Once he was ordained, he served in Kansas City, Maryland, New Orleans, and North Carolina. “Most of the congregations have been on the smaller side, some very small,” he said. “Most of them have been informal. That’s a better match for me. Some of my best stuff is interacting with people.”
He cares about those people who find themselves on the edge of the communal bell curve — singles, for example, or converts — who haven’t found anyone to speak to. Those people benefit the most from his style, he said.
At Beth Sholom, Rabbi Bochman will lead services on Shabbat and holidays, attend minyanim and meetings, “and help to teach people and hopefully give them a sense of connection.” He will continue to teach part time at the Golda Och Academy in West Orange.
Before he moved to Bergen County, Rabbi Bockman taught Jewish history at the University of New Orleans, and over the years, he created adult courses such as Jewish Philosophy in the Musicals of Stephen Sondheim, Oppression & Jewish Thought, and the Nexus of 20th Century Math & Judaism.
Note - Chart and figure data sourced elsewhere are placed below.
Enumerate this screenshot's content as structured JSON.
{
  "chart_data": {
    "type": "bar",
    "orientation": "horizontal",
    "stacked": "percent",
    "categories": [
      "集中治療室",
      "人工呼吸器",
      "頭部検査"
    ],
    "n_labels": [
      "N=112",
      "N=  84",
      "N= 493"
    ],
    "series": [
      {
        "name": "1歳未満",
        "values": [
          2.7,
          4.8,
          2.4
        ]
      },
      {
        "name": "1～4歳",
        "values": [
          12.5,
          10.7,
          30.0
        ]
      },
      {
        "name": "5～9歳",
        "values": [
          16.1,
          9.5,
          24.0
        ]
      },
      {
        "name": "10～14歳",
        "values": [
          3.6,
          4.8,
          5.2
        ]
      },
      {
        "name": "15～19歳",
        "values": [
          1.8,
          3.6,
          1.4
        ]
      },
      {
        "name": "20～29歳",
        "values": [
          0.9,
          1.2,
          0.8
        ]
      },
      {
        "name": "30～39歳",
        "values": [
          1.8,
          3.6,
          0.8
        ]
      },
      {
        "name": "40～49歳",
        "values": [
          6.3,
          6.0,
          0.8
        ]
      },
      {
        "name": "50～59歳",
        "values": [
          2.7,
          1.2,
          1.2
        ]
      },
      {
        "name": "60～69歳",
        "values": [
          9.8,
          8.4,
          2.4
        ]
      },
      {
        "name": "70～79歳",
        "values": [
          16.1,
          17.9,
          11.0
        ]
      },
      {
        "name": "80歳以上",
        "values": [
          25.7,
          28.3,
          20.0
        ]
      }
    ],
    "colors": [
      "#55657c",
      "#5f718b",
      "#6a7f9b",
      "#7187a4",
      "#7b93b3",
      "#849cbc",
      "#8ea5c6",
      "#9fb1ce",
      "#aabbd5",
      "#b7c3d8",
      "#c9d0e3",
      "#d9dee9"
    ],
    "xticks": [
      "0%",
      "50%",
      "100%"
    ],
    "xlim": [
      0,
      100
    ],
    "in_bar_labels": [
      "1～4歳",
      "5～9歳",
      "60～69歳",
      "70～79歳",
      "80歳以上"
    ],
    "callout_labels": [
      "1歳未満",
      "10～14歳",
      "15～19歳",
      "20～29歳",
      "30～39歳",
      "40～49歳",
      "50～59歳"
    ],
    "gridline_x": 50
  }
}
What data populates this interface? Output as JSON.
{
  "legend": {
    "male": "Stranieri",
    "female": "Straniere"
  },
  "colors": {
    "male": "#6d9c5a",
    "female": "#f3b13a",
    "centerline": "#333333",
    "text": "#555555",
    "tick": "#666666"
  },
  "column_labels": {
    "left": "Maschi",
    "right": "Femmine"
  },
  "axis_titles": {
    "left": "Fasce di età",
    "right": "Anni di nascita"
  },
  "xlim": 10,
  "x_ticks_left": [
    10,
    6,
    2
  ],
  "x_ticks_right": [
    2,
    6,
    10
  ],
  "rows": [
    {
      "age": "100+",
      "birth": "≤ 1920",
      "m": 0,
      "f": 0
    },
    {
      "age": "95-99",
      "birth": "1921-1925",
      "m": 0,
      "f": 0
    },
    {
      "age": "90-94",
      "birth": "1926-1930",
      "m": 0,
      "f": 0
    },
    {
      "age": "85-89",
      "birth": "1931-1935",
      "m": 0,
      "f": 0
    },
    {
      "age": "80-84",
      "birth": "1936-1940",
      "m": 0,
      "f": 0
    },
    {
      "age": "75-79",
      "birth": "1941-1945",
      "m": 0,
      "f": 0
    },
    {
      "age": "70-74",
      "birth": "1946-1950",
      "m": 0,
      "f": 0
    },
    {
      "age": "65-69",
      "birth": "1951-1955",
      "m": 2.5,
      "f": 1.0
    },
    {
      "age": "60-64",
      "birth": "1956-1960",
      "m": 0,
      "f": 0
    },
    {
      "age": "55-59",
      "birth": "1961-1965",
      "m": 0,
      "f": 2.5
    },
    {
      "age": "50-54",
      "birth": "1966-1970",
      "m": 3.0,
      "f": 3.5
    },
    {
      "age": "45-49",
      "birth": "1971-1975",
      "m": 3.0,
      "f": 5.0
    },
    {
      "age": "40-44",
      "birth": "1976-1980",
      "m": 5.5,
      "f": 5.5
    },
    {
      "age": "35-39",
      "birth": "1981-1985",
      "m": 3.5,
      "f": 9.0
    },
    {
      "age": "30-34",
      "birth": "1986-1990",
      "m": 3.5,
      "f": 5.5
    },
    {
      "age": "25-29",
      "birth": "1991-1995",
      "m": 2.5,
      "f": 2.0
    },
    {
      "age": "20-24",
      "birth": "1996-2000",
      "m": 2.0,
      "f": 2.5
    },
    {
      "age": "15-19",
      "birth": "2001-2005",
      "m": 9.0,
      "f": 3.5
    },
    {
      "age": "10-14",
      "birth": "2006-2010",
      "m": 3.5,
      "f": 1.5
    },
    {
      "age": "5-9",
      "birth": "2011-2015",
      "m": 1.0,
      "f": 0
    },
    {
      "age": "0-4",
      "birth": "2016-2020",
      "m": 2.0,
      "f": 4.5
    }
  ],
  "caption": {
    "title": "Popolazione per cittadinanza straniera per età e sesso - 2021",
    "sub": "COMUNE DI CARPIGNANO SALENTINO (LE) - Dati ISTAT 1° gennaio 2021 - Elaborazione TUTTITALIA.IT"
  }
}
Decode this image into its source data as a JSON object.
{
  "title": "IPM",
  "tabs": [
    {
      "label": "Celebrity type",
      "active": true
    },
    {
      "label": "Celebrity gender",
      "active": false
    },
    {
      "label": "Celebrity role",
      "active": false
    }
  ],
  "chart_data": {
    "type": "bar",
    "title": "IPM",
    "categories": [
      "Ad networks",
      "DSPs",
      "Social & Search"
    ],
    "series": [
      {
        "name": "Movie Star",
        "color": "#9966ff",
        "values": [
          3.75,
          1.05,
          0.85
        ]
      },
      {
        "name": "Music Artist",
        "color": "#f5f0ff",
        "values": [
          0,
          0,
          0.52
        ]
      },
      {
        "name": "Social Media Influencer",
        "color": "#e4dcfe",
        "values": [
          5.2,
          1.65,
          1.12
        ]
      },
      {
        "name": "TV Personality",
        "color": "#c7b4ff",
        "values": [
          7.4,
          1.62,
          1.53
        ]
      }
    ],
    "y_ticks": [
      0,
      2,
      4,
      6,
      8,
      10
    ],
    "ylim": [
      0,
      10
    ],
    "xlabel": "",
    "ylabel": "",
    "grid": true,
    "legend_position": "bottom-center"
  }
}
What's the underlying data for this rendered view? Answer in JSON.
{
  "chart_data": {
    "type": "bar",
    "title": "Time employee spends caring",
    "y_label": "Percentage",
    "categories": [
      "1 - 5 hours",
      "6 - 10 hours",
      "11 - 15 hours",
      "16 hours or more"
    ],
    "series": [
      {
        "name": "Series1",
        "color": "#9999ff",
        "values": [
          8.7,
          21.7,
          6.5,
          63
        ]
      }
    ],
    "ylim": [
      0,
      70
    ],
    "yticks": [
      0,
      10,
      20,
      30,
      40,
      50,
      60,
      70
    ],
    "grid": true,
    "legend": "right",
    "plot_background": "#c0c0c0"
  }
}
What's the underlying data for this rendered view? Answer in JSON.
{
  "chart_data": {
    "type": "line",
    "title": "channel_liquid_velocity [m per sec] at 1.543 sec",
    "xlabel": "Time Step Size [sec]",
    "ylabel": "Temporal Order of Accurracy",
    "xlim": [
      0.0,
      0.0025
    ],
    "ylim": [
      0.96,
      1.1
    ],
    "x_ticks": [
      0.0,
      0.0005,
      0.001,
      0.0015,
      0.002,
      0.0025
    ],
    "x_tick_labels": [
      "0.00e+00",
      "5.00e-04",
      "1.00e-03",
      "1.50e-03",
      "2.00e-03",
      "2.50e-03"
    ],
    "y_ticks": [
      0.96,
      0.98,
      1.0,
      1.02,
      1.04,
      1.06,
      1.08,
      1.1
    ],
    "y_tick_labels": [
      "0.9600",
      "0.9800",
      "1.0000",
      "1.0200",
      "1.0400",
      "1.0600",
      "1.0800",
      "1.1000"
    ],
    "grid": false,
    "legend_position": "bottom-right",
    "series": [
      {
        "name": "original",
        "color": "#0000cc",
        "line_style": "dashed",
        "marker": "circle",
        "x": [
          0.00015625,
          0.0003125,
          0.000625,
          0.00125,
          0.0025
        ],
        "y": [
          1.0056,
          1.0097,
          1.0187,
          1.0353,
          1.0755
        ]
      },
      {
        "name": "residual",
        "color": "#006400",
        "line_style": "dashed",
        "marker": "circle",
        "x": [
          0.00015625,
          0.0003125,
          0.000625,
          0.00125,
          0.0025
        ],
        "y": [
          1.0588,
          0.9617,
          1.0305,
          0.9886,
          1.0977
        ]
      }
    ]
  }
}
In addition, he has been instrumental in the North Jersey Board of Rabbis’ annual night of adult Jewish education, “Sweet Tastes of Torah.”
Unlike many of the other congregations Rabbi Bockman has led, Temple Beth Sholom is not egalitarian. It is not his intention to change that. “If they want to change, I will be happy to help,” he said. He sees his role as ministering to the community’s Jewish needs.
“Every Jewish community deserves someone to help them,” he said. “I’m not a political trailblazer.” What he will bring to the congregation, he said, is creativity, compassion, intelligence, and a willingness to listen to people, “helping them at whatever level to move forward and upward.”
“I’ve been a rabbi for a long time, and I’ve been with congregations at all parts of their life cycle,” he continued. “I think the best thing I can do is to give them a shot in the arm, make them feel important, and be with them; open for them pathways to access tradition and guide them in their spirituality.”
Rabbi Bockman lives in Teaneck with his wife, Vicki Hyman, and their 20-year-old son, Theo Hyman-Bockman. “The Theo is for Thelonius Monk,” said Rabbi Bockman, an avid jazz fan. Monk was an American jazz pianist and composer with a unique improvisational style. Rabbi Bockman is a musician, known for playing jazz trumpet and shofar in klezmer, gospel, and jazz groups, including performances at the New Orleans Jazz and Heritage Festival and House of Blues.
His trumpet playing has been on hold, however, since “the long haul effect” of covid has cramped his style. “I’m trying to get back into it,” he said. “It’s hard to play but I’ve been going to different jam sessions, and each time I can play a bit more.” He hopes that he will be able to blow shofar again this year.